US climate tzar John Kerry’s deputy has just arrived for a 10-day visit to Africa to see how the Joe Biden administration can deliver on its ... promise to help one of the biggest victims of a warming planet transition to a clean energy future.
On 20 July, the US, through its international development agency USAID, declared that it would be providing $1.6bn to the DRC as part of its renewed cooperation strategy. This funding agreement was signed by Samy Adubango, the DRC’s deputy minister of foreign affairs, and Paul Sabatine, the USAID mission director.
This new strategy, which was approved in December 2020, will be deployed over five years.
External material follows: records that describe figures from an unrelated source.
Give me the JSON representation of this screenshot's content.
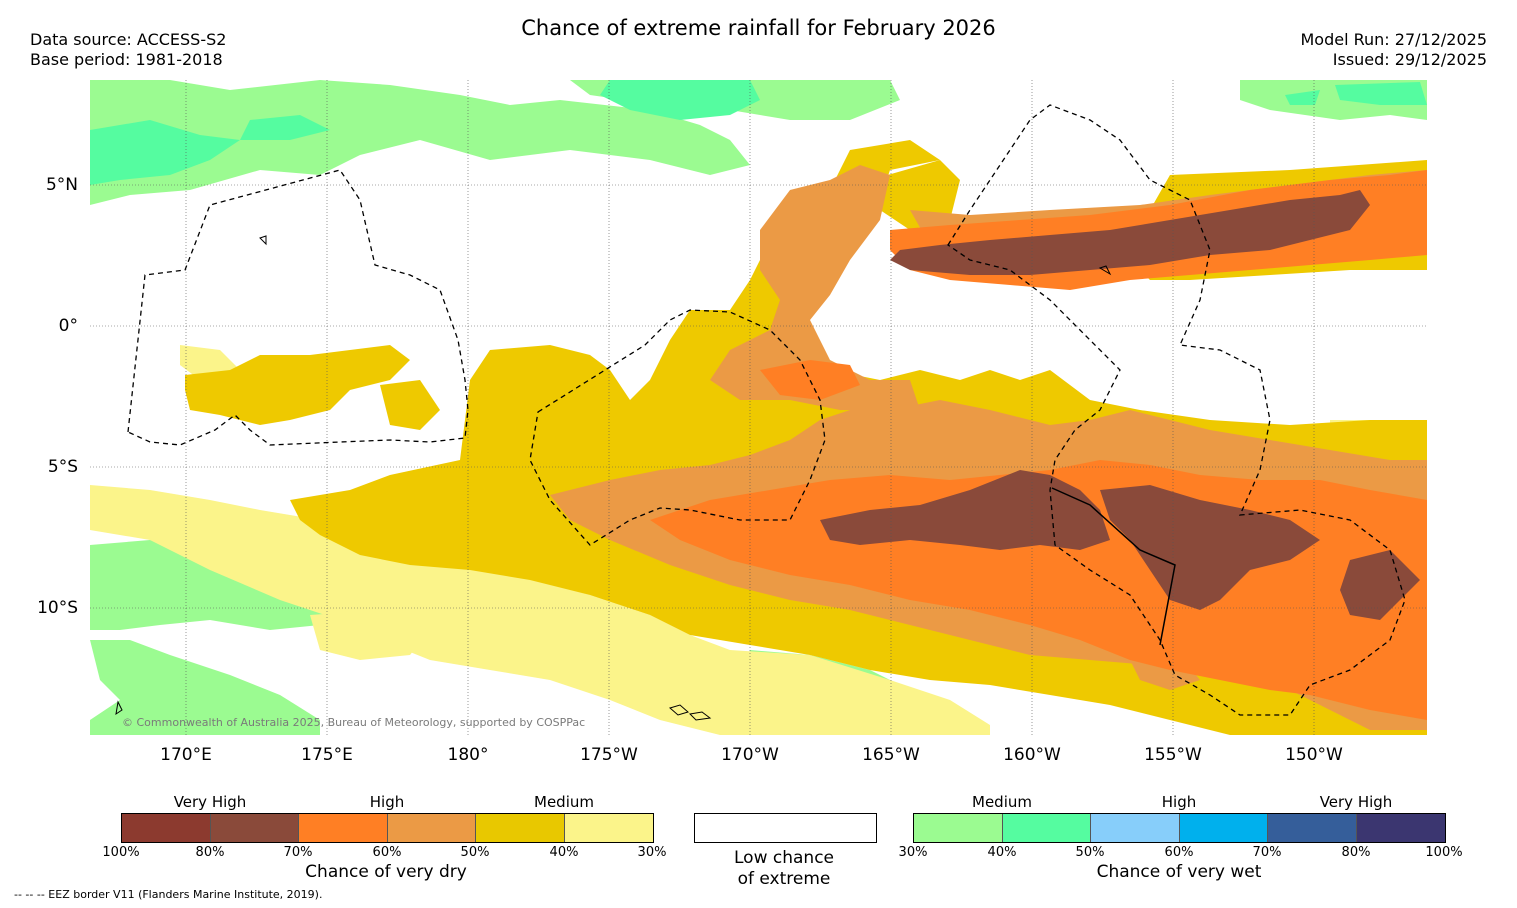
{
  "title": "Chance of extreme rainfall for February 2026",
  "meta": {
    "data_source": "Data source: ACCESS-S2",
    "base_period": "Base period: 1981-2018",
    "model_run": "Model Run: 27/12/2025",
    "issued": "Issued: 29/12/2025"
  },
  "map": {
    "lat_labels": [
      "5°N",
      "0°",
      "5°S",
      "10°S"
    ],
    "lon_labels": [
      "170°E",
      "175°E",
      "180°",
      "175°W",
      "170°W",
      "165°W",
      "160°W",
      "155°W",
      "150°W"
    ],
    "copyright": "© Commonwealth of Australia 2025, Bureau of Meteorology, supported by COSPPac"
  },
  "legend": {
    "dry": {
      "categories": [
        "Very High",
        "High",
        "Medium"
      ],
      "colors": [
        "#8c3a2f",
        "#8a4a3a",
        "#ff7f24",
        "#eb9a45",
        "#e8c800",
        "#fbf48a"
      ],
      "ticks": [
        "100%",
        "80%",
        "70%",
        "60%",
        "50%",
        "40%",
        "30%"
      ],
      "caption": "Chance of very dry"
    },
    "low": {
      "caption_line1": "Low chance",
      "caption_line2": "of extreme"
    },
    "wet": {
      "categories": [
        "Medium",
        "High",
        "Very High"
      ],
      "colors": [
        "#9bfb91",
        "#55fca0",
        "#87cefa",
        "#00b0ed",
        "#355e9a",
        "#3b3670"
      ],
      "ticks": [
        "30%",
        "40%",
        "50%",
        "60%",
        "70%",
        "80%",
        "100%"
      ],
      "caption": "Chance of very wet"
    }
  },
  "footnote": "--  --  -- EEZ border V11 (Flanders Marine Institute, 2019).",
  "colors": {
    "very_dry_dark": "#8a4a3a",
    "dry_orange": "#ff7f24",
    "dry_light_orange": "#eb9a45",
    "dry_yellow": "#eec900",
    "dry_pale": "#fbf48a",
    "wet_light_green": "#9bfb91",
    "wet_green": "#55fca0"
  }
}
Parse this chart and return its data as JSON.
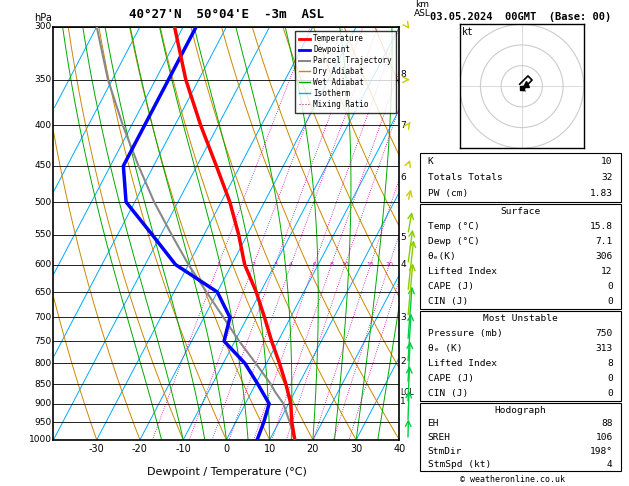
{
  "title_main": "40°27'N  50°04'E  -3m  ASL",
  "title_date": "03.05.2024  00GMT  (Base: 00)",
  "xlabel": "Dewpoint / Temperature (°C)",
  "pressure_levels": [
    300,
    350,
    400,
    450,
    500,
    550,
    600,
    650,
    700,
    750,
    800,
    850,
    900,
    950,
    1000
  ],
  "temp_ticks": [
    -30,
    -20,
    -10,
    0,
    10,
    20,
    30,
    40
  ],
  "km_labels": [
    1,
    2,
    3,
    4,
    5,
    6,
    7,
    8
  ],
  "km_pressures": [
    895,
    795,
    700,
    600,
    555,
    465,
    400,
    345
  ],
  "lcl_pressure": 870,
  "mixing_ratio_values": [
    1,
    2,
    3,
    4,
    6,
    8,
    10,
    15,
    20,
    25
  ],
  "sounding_color": "#ff0000",
  "dewpoint_color": "#0000ff",
  "parcel_color": "#888888",
  "dry_adiabat_color": "#cc8800",
  "wet_adiabat_color": "#00aa00",
  "isotherm_color": "#00aaff",
  "mixing_ratio_color": "#cc00aa",
  "temperature_data": {
    "pressure": [
      1000,
      950,
      900,
      850,
      800,
      750,
      700,
      650,
      600,
      550,
      500,
      450,
      400,
      350,
      300
    ],
    "temp": [
      15.8,
      13.0,
      10.5,
      7.0,
      3.0,
      -1.5,
      -6.0,
      -11.0,
      -17.0,
      -22.0,
      -28.0,
      -35.5,
      -44.0,
      -53.0,
      -62.0
    ]
  },
  "dewpoint_data": {
    "pressure": [
      1000,
      950,
      900,
      850,
      800,
      750,
      700,
      650,
      600,
      550,
      500,
      450,
      400,
      350,
      300
    ],
    "temp": [
      7.1,
      6.5,
      5.5,
      0.5,
      -5.0,
      -12.5,
      -14.0,
      -20.0,
      -33.0,
      -42.0,
      -52.0,
      -57.0,
      -57.0,
      -57.0,
      -57.0
    ]
  },
  "parcel_data": {
    "pressure": [
      1000,
      950,
      900,
      870,
      850,
      800,
      750,
      700,
      650,
      600,
      550,
      500,
      450,
      400,
      350,
      300
    ],
    "temp": [
      15.8,
      12.5,
      8.8,
      5.5,
      3.5,
      -2.5,
      -9.0,
      -15.5,
      -22.5,
      -30.0,
      -37.5,
      -45.5,
      -53.5,
      -62.0,
      -71.0,
      -80.0
    ]
  },
  "wind_pressures": [
    1000,
    950,
    900,
    850,
    800,
    750,
    700,
    650,
    600,
    550,
    500,
    450,
    400,
    350,
    300
  ],
  "wind_directions": [
    200,
    210,
    215,
    220,
    225,
    230,
    235,
    240,
    245,
    250,
    255,
    260,
    265,
    270,
    275
  ],
  "wind_speeds": [
    5,
    8,
    10,
    12,
    15,
    18,
    20,
    22,
    18,
    15,
    12,
    10,
    8,
    6,
    5
  ],
  "stats_k": 10,
  "stats_tt": 32,
  "stats_pw": "1.83",
  "stats_surf_temp": "15.8",
  "stats_surf_dewp": "7.1",
  "stats_surf_theta_e": 306,
  "stats_surf_li": 12,
  "stats_surf_cape": 0,
  "stats_surf_cin": 0,
  "stats_mu_pressure": 750,
  "stats_mu_theta_e": 313,
  "stats_mu_li": 8,
  "stats_mu_cape": 0,
  "stats_mu_cin": 0,
  "stats_eh": 88,
  "stats_sreh": 106,
  "stats_stmdir": "198°",
  "stats_stmspd": 4,
  "hodo_u": [
    0,
    2,
    3,
    4,
    5,
    4,
    3,
    2,
    1,
    0,
    -1
  ],
  "hodo_v": [
    -1,
    0,
    1,
    2,
    3,
    4,
    5,
    4,
    3,
    2,
    1
  ],
  "hodo_storm_u": 2,
  "hodo_storm_v": 1
}
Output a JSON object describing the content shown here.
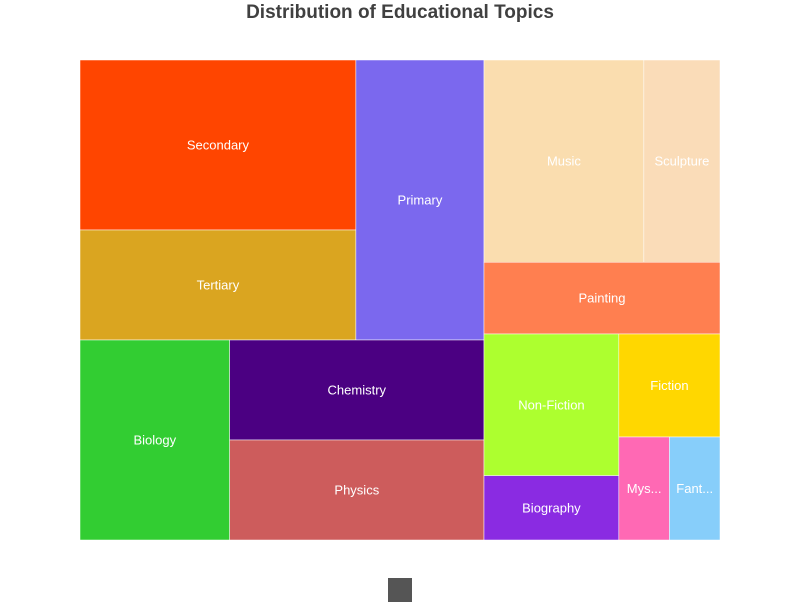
{
  "chart_data": {
    "type": "treemap",
    "title": "Distribution of Educational Topics",
    "groups": [
      {
        "name": "",
        "items": [
          {
            "name": "Secondary",
            "value": 17,
            "color": "#FF4500"
          },
          {
            "name": "Tertiary",
            "value": 11,
            "color": "#DAA520"
          },
          {
            "name": "Primary",
            "value": 13,
            "color": "#7B68EE"
          }
        ]
      },
      {
        "name": "",
        "items": [
          {
            "name": "Biology",
            "value": 10,
            "color": "#32CD32"
          },
          {
            "name": "Chemistry",
            "value": 8.5,
            "color": "#4B0082"
          },
          {
            "name": "Physics",
            "value": 8.5,
            "color": "#CD5C5C"
          }
        ]
      },
      {
        "name": "",
        "items": [
          {
            "name": "Music",
            "value": 10.5,
            "color": "#FADDAF"
          },
          {
            "name": "Sculpture",
            "value": 5,
            "color": "#FADCB8"
          },
          {
            "name": "Painting",
            "value": 5.5,
            "color": "#FF7F50"
          }
        ]
      },
      {
        "name": "",
        "items": [
          {
            "name": "Non-Fiction",
            "value": 5.5,
            "color": "#ADFF2F"
          },
          {
            "name": "Biography",
            "value": 2.5,
            "color": "#8A2BE2"
          },
          {
            "name": "Fiction",
            "value": 3,
            "color": "#FFD700"
          },
          {
            "name": "Mystery",
            "value": 1.5,
            "color": "#FF69B4",
            "display": "Mys..."
          },
          {
            "name": "Fantasy",
            "value": 1.5,
            "color": "#87CEFA",
            "display": "Fant..."
          }
        ]
      }
    ],
    "legend": {
      "swatch_color": "#555555"
    }
  }
}
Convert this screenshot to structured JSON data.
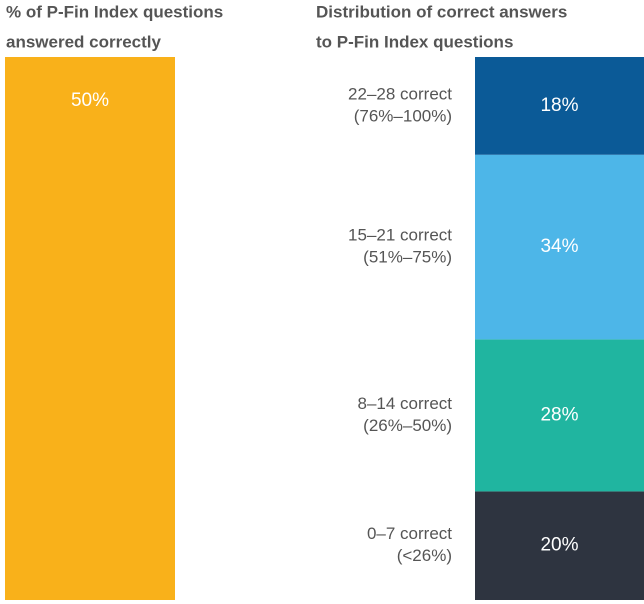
{
  "chart_data": [
    {
      "type": "bar",
      "title": [
        "% of P-Fin Index questions",
        "answered correctly"
      ],
      "values": [
        50
      ],
      "value_labels": [
        "50%"
      ],
      "color": "#f9b11a",
      "ylim": [
        0,
        50
      ]
    },
    {
      "type": "stacked_bar",
      "title": [
        "Distribution of correct answers",
        "to P-Fin Index questions"
      ],
      "ylim": [
        0,
        100
      ],
      "series": [
        {
          "name": [
            "0–7 correct",
            "(<26%)"
          ],
          "color": "#2e3440",
          "values": [
            20
          ],
          "value_labels": [
            "20%"
          ]
        },
        {
          "name": [
            "8–14 correct",
            "(26%–50%)"
          ],
          "color": "#20b5a0",
          "values": [
            28
          ],
          "value_labels": [
            "28%"
          ]
        },
        {
          "name": [
            "15–21 correct",
            "(51%–75%)"
          ],
          "color": "#4db6e8",
          "values": [
            34
          ],
          "value_labels": [
            "34%"
          ]
        },
        {
          "name": [
            "22–28 correct",
            "(76%–100%)"
          ],
          "color": "#0b5a97",
          "values": [
            18
          ],
          "value_labels": [
            "18%"
          ]
        }
      ]
    }
  ]
}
It aims to make the country “more peaceful and more prosperous, by offering communities and individuals better opportunities for development”, a USAID official in the DRC told us.
In concrete terms, the funds are intended for seven regions – Kivu, Haut-Uélé, Tanganyika, Maniema, Haut-Katanga, Ituri and Kasai – and will focus on three areas.
A first financial package of $500m will be used to finance reforms and tools to strengthen public institutions’ efficiency.
The second one of $546m aims to improve access to basic services, including water and electricity.
According to the latest World Bank figures, only 44% of the country’s population has access to electricity. The institution noted in a report published this year that “the share of households with access to piped water […] declined from about 90% in 2014 to 72% in 2018.”
Finally, a third USAID financial package of $471m aims to ensure inclusive, diversified and sustainable growth. The US development institution intends to focus on strengthening the local private sector and increasing agricultural productivity, notably by providing training.
In addition to these bilateral funds, the Central Africa Regional Programme for the Environment will be contributing up to $161m to focus on “conservation, wildlife trafficking, natural resource management and climate change in DR Congo,” says USAID, whose investments must be submitted to the US Congress for approval.
This financing was concluded a few days after the IMF and the Congolese government announced that they had signed an agreement to grant a credit facility of $1.5bn. Furthermore, relations between Kinshasa and Washington have been improving ever since Mike Hammer was appointed ambassador in September 2018 and Félix Tshisekedi became president in December of that same year.
The US cooperation strategy is thus in line with President Tshisekedi’s 12-point agenda and National Development Plan (NDP) 2020-2024.